Hal yang sama disampaikan Utami dari Blok Sederhana dan Tuti dari Blok Bukit Indah.
“Kami minta pemerintah memberikan waktu untuk aktivitas seperti biasa dalam tahun 2019 karena biaya hidup anak dan keluarga di Jawa”, ujar Utami dan Tuti.
Sementara Shandra dari Blok Gading meminta Pemerintah meninjau kembali keputusan menutup Lokalisasi, dengan alasan yang sama.
“Saya minta Pemerintah meninjau kembali keputusannya karena kami masih banyak utang dan biaya anak sekolah Pak”, katanya kepada Wakil Walikota Kupang.
Sedangkan Zumiyati mengatakan, anak-anaknya semua sudah di sini sehingga ia tidak ingin pulang ke Jawa.
‘Saya dan anak-anak sudah di sini bapak (Wakil Walikota). saya juga ada usaha tapi modal belum cukup jadi siang buka usaha malam masuk ke KD (praktek Esek-esek).
Terhadap permintaan Siti dan kawan-kawan Wakil Walikota Hermanus Man mengatakan, di atas kertas tanggal 1 Januari 2019 penutupan, namun eksekusinya akan disesuaikan dengan kondisi saat itu. “Nanti kita bicara lagi”, katanya.
Mengenai permintaan perpanjangan waktu atau penundaan karena masih banyak utang Herman menegaskan, semua orang punya hutang tapi cara mengembalikannya tidak dengan cara menjaminkan diri.
“Kita semua punya utang tapi cara membayar utang tidak dengan cara begitu. Tugas pemerintah melindungi rakyatnya”, ujarnya.
Mengenai perhatian kepada anak-anak yang masih menempuh pendidikan ia mengatakan, akan melaporkan hal itu kepada Pemerintah provinsi asal, untuk diperhatikan.
“Saya berani menjamin anak-anak tidak akan putus sekolah”, katanya.
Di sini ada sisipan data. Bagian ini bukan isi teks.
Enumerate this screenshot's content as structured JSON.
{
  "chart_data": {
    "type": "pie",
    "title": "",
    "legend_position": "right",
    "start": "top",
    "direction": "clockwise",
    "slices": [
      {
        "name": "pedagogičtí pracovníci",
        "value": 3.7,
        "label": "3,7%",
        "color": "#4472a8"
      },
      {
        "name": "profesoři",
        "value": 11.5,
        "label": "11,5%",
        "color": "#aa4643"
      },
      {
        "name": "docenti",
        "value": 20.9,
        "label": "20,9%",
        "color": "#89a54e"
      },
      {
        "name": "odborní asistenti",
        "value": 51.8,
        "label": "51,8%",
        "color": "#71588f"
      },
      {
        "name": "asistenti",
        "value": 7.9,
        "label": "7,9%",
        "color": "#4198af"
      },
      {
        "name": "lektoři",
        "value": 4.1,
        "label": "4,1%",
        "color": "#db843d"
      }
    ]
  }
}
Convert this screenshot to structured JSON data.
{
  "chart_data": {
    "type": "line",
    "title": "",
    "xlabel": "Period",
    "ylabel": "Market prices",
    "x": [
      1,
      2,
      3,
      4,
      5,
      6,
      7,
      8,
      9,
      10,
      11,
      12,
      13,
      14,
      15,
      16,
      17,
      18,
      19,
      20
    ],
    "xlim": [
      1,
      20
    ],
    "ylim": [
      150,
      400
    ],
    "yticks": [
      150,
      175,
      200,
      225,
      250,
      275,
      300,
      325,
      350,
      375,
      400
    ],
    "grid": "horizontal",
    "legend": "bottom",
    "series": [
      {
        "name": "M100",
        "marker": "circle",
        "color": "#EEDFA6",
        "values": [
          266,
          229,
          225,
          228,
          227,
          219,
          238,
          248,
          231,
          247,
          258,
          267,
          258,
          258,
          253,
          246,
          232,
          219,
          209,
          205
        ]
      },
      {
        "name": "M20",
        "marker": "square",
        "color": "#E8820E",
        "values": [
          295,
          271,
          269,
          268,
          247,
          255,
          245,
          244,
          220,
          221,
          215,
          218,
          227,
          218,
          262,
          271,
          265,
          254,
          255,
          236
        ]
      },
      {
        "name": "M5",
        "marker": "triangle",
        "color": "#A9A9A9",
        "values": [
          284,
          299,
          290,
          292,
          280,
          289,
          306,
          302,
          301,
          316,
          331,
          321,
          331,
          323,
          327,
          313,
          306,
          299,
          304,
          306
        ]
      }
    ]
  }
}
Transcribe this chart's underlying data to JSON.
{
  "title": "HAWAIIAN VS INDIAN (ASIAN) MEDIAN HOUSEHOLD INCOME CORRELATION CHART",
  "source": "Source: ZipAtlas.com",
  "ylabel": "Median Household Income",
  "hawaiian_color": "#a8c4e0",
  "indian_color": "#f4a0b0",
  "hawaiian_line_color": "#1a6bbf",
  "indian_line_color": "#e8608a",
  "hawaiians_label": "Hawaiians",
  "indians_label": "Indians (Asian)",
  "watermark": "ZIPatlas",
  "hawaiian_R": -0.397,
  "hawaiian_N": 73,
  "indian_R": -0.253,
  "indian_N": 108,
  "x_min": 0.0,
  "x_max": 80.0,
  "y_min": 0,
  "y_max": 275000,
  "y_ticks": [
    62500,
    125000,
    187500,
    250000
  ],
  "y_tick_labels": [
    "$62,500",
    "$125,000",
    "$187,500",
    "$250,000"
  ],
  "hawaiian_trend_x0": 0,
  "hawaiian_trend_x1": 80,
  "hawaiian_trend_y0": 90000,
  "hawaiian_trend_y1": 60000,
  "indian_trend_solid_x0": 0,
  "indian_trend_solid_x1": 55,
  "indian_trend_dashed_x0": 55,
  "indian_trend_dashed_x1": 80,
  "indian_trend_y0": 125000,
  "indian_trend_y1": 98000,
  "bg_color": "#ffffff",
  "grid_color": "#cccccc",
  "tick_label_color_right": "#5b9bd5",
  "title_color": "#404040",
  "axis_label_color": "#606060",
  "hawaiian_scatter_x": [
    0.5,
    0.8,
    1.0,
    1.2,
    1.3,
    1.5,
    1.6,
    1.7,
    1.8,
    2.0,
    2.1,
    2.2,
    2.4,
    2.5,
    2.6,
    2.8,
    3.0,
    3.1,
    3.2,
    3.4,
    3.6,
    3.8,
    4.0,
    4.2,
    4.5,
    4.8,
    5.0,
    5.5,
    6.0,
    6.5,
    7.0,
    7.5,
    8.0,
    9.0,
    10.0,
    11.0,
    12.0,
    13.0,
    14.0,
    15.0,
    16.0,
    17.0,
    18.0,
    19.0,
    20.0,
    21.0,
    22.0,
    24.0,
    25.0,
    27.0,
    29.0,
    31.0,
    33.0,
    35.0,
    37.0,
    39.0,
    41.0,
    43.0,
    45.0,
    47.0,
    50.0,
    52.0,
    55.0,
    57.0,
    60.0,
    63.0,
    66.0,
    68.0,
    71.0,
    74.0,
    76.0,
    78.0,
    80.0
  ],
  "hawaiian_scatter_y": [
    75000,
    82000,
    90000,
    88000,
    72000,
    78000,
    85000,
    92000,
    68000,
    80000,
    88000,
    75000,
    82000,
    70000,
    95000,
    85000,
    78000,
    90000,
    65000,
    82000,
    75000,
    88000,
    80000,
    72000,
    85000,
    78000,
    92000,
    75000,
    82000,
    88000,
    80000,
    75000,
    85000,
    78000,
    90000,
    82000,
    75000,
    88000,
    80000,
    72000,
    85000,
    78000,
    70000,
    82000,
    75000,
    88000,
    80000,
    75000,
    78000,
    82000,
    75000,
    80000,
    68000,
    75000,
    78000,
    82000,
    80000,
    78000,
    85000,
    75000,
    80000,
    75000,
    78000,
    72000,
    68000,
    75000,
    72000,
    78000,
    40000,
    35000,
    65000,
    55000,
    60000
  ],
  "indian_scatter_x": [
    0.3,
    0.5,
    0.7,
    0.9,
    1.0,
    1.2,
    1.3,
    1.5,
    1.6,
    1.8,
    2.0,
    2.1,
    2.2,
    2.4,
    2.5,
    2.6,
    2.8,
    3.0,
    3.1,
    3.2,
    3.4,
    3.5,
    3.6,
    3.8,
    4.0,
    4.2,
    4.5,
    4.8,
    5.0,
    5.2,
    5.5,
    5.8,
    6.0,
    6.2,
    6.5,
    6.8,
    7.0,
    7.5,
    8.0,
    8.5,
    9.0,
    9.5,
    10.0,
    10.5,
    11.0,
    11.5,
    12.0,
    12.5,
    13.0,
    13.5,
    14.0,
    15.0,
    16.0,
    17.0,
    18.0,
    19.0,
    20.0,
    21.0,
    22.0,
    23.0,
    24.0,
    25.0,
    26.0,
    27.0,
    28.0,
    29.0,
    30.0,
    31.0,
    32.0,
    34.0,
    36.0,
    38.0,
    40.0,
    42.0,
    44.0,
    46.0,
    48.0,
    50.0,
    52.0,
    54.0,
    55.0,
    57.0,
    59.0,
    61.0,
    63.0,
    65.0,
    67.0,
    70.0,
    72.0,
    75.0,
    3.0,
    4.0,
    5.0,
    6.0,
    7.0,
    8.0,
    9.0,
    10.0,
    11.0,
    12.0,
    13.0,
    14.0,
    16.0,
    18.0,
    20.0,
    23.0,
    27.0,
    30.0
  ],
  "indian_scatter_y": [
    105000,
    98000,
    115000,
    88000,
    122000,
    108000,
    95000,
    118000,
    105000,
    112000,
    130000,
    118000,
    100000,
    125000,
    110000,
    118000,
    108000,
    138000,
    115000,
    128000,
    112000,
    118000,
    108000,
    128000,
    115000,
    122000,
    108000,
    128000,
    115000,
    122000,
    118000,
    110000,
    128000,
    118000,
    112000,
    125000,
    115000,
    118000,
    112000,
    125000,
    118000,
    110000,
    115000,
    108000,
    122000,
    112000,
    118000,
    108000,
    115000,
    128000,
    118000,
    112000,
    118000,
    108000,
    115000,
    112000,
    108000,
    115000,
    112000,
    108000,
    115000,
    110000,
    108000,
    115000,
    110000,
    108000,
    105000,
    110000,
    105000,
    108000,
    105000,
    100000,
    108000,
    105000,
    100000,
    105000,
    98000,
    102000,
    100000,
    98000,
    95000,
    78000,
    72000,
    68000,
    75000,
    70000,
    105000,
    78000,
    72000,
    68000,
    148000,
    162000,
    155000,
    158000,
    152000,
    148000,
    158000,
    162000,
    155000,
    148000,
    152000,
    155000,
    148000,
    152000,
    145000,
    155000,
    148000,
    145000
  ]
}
Sedangkan mengenai permintaan Zumiyati tidak ingin pulang karena semua anak sudah di Kupang Herman mengatakan, jika tidak pulang maka uang 5.500.000 dari Kementrian Sosial RI tidak akan dikasih. “Saya minta sebaiknya Zumiyati pulang dulu setelah itu bisa kembali lagi ke Kupang”, tandasnya.
Pihak keamanan yang hadir pada kesempatan itu baik kepolisian, maupun TNI AD dan TNI AL mengatakan, siap mendukung pelaksanaan penutupan Lokalisasi KD bersama pemerintah. Penutupan Lokalisasi KD didahului dengan Deklarasi dan pencabutan ijin penginapan lokalisasi KD pada tanggal 1 Januari 2019

Share This:

Tinggalkan Balasan

Alamat email Anda tidak akan dipublikasikan. Ruas yang wajib ditandai *

Translate »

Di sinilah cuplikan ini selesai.